I once had a voice teaching colleague who, it was rumoured, had coached Margaret Thatcher in the 1970s. One day, I asked her whether she was responsible for the most famous (and infamous) vocal tones in modern British political history. My colleague was appalled at the suggestion, which she denied vigorously. This wasn’t because she objected to Mrs Thatcher’s politics (far from it), but because she objected to what the Tory leader had done with her voice. ‘I’d never have advised her to do that’ she said. ‘And no voice teacher I know would have done so either.’
Baroness Thatcher was so often cited as an example of what voice coaching can do for the aspiring politician, that I’m loath to reveal the truth. Because the fact is that – as far as can be reasonably ascertained – she never went to a professional voice coach. Anne Karpf suggests in her book ‘The Human Voice’ we have three men (of course) to thank for the Thatcher sound: her ad exec Tim Bell, her PR man Gordon Reece and her speechwriter Ronald Millar. Karpf’s account is fascinating because it reveals that Bell, Reece and Millar were as concerned about her accent (a strangulated version of Received Pronunciation) as they were about the pitch of her voice.
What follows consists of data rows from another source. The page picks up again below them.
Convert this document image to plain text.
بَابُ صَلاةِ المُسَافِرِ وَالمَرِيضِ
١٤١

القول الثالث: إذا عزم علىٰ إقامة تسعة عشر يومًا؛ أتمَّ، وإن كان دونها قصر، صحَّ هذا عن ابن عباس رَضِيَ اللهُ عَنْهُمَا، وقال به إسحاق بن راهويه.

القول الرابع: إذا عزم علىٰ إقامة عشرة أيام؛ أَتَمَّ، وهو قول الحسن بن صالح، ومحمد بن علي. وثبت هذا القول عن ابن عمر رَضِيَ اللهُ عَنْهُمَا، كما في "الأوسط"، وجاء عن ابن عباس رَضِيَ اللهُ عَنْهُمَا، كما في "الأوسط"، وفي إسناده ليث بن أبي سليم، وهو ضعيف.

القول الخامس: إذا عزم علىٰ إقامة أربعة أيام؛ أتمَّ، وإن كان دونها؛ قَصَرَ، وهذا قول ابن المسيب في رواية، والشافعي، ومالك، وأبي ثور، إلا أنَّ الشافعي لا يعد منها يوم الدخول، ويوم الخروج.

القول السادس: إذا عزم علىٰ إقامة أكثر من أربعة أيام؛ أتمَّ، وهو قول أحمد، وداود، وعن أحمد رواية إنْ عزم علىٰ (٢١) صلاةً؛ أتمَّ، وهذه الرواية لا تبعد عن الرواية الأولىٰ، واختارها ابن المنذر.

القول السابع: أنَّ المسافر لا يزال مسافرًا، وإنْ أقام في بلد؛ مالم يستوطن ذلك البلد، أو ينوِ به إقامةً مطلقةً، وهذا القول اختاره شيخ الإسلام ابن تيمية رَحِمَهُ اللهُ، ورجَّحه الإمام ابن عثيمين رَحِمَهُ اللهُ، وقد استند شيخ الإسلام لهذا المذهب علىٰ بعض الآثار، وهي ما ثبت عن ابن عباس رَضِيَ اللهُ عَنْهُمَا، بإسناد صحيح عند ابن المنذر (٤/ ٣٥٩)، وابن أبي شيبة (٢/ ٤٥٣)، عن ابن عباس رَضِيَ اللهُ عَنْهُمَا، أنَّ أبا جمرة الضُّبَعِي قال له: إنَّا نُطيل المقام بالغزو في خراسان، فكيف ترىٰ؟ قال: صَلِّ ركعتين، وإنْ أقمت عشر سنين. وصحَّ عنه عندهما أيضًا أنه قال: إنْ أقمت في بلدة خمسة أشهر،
Pitch is clearly an important issue for a lot of public speakers (men as well as women). Studies have shown that the average pitch of women’s voices has lowered over the past 50 years; Thatcher’s dropped considerably in a very short time. But she did it artificially, and without informed advice. I suspect her main approach was to force her pitch down and to speak with a consistently (and artificially) lowered larynx. If you’d like to have a go at imitating her, try speaking on the edge of a breathy yawn. You may find it uncomfortable, and it’s hard to sustain for any length of time. Karpf quotes a voice specialist who analysed recordings of Mrs Thatcher as saying that she almost certainly permanently damaged her vocal folds as a result of her lowered voice.
Bell, Millar and Reece wanted Mrs Thatcher to sound more compassionate, but the result (I think) was that too often she sounded aggressive, patronising and fake. If you listen to recordings of her speeches, it sounds like she’s putting on a voice. Really effective (and healthy) vocal use can only come if you start by using your own voice, not by imposing something on it. And if you want to explore or extend your pitch range, please work with someone who knows what they’re doing!